Sign design: Mark Guillermo / Photo: Stuart Candy

Photo: Matthew Stits

That evening, members of a grassroots activist group gathered outside the supposed future Starbucks, calling on patrons of the area's monthly First Friday art walk to "Save Chinatown" from what appeared to be a stealthy corporate takeover by investment consortium Aloha™ Land and Water (investaloha.com). They distributed paraphernalia including flyers ("Honolulu's Chinatown: The Next Waikiki?"), postcards, buttons -- and even fortune cookies (e.g. "Better a diamond with a flaw than a pebble without"), and they directed concerned parties to savechinatown.org. [Note, 18 October 02010: these in-scenario sites are unfortunately no longer live.]

Postcard design: Mark Guillermo

Photo: Matthew Stits

Honolulu Weekly Back Page, Wednesday 3 October / Photo: Stuart Candy

This intervention, which manifests or simulates one possible near-term future for the area, generated some attention, including a front-page story in the Honolulu Advertiser (the state's largest newspaper), and shorter (but slightly more accurate) coverage in the other major daily, the Star-Bulletin [links fixed 18 October 02010, the latter courtesy of Internet Archive's marvellous Wayback Machine; scroll to the article amusingly titled article, "Futurists set up fake scenario"].

Here's the scenario, written by Jake Dunagan and me, which served as the basis for this exercise in ambient foresight:

McCHINATOWN ~02010
What if Chinatown were taken over by corporate interests?

A Starbucks on a prime corner of Honolulu's most eclectic, gritty, and original neighborhood proved to be a tipping point -- and a litmus test of allegiances -- in the ongoing development of Chinatown. Some saw it as a hopeful symbol of the district finally catching up with a globally connected, 21st century city; others feared the beginning of the end for independent business and local character. Against the short-lived protests of the grassroots Save Chinatown! coalition, international entrepreneurs Aloha™ Land and Water led a new wave of investment in the district.
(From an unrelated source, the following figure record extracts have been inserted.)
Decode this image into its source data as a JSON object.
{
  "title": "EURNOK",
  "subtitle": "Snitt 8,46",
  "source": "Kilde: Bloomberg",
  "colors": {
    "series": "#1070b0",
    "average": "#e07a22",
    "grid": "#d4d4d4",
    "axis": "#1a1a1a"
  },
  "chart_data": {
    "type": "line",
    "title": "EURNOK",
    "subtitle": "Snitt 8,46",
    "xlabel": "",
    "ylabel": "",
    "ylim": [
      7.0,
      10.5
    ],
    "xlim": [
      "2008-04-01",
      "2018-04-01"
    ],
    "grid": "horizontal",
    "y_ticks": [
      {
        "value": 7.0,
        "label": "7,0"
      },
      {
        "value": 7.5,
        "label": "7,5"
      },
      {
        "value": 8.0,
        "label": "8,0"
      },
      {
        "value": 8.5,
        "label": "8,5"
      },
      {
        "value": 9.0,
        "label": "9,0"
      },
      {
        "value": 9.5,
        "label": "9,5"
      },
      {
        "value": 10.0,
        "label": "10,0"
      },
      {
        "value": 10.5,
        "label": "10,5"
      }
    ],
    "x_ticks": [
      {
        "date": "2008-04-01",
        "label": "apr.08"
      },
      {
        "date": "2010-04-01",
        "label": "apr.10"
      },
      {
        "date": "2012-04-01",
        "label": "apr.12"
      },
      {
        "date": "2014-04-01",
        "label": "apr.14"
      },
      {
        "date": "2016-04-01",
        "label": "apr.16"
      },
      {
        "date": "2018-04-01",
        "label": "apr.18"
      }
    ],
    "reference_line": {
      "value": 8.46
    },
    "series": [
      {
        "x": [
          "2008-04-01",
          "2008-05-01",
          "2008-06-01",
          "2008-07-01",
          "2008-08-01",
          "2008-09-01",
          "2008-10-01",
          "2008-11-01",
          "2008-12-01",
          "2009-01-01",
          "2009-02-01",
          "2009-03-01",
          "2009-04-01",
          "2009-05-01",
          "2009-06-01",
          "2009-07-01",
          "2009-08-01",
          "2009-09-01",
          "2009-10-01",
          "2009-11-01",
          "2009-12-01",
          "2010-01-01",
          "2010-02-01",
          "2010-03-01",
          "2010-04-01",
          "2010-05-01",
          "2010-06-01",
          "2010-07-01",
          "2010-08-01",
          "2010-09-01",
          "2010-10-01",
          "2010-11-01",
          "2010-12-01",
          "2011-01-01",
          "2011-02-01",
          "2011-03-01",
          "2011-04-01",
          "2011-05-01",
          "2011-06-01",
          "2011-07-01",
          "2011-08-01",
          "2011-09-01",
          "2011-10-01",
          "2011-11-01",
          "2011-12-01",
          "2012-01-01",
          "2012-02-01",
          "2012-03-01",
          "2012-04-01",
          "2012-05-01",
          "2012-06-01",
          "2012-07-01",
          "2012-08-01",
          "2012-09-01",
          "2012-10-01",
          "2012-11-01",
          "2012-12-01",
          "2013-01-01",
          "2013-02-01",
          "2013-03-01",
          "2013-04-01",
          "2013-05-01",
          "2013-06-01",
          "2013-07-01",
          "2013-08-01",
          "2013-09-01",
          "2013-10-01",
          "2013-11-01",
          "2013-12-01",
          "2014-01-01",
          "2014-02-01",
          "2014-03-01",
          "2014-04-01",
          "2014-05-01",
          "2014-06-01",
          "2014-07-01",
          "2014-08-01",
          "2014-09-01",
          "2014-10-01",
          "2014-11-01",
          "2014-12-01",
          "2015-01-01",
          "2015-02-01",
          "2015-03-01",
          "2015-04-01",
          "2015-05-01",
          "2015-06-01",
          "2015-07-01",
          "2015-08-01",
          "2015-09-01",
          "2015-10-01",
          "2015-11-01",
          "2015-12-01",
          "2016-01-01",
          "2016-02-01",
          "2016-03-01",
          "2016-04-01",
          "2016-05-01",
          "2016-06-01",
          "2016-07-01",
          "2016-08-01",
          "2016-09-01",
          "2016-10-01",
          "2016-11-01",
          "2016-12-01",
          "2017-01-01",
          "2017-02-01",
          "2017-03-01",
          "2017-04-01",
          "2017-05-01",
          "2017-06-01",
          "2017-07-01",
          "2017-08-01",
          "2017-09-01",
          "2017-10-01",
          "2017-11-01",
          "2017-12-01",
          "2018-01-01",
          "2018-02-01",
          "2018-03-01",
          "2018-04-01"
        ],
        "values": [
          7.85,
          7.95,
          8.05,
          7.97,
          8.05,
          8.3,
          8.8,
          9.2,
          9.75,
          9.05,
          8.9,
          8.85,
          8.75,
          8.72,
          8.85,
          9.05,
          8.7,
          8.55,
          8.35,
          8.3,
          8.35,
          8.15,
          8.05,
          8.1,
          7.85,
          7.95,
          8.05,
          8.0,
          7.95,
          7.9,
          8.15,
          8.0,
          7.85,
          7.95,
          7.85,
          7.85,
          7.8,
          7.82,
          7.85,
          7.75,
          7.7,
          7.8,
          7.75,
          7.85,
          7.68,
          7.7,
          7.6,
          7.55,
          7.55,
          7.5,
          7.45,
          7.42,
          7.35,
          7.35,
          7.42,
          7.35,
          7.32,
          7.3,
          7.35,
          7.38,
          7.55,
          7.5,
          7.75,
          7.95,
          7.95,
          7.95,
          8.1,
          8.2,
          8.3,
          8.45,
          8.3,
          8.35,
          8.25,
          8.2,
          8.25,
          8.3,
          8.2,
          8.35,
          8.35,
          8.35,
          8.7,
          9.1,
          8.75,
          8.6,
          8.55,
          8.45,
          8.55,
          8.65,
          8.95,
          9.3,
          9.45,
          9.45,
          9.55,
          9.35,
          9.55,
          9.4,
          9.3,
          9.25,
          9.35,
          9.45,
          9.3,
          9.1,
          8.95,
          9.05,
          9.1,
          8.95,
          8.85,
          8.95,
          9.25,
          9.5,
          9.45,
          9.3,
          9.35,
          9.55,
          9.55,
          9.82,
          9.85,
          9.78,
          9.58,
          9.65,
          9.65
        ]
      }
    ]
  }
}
Week by week, new ventures and ubiquitous chain stores could be found opening their doors to a throng of customers. Free shuttles for shoppers from Waikiki became a common sight, and luxury lofts became the rage for a crop of young, urban professionals. Old time landowners and traditional Chinatown residents leapt at the opportunities this presented, and vacant lots filled immediately.

Some in the arts community became concerned at the loss of character and uniqueness that had been a powerful attractor for artists and other "creatives" on the island. Meanwhile, new zero-tolerance policies against prostitution, drug users, and homeless persons had their effect -- complaints about these problems are now seldom heard, streets are clean, and a recycling program has been instituted, receiving high praise among environmentalists well beyond the neighborhood.

There is talk of re-naming the district, in pursuit of a fresh image, also to reflect the fact that now less than 5% of residents or business owners are of Chinese background (and less than 25% of Asian descent generally). This proposal remains controversial though, and its prospects are uncertain. What is certain is that the Chinatown of today would be hardly recognizable to someone who knew it a decade ago.

[Update 30 October 02007: Next scenario... Green Dragon]

[Update 18 October 02010: Links fixed. Also, the year in which this scenario was set is now almost gone and Chinatown has not yet fallen prey to international developers, as far as we know.]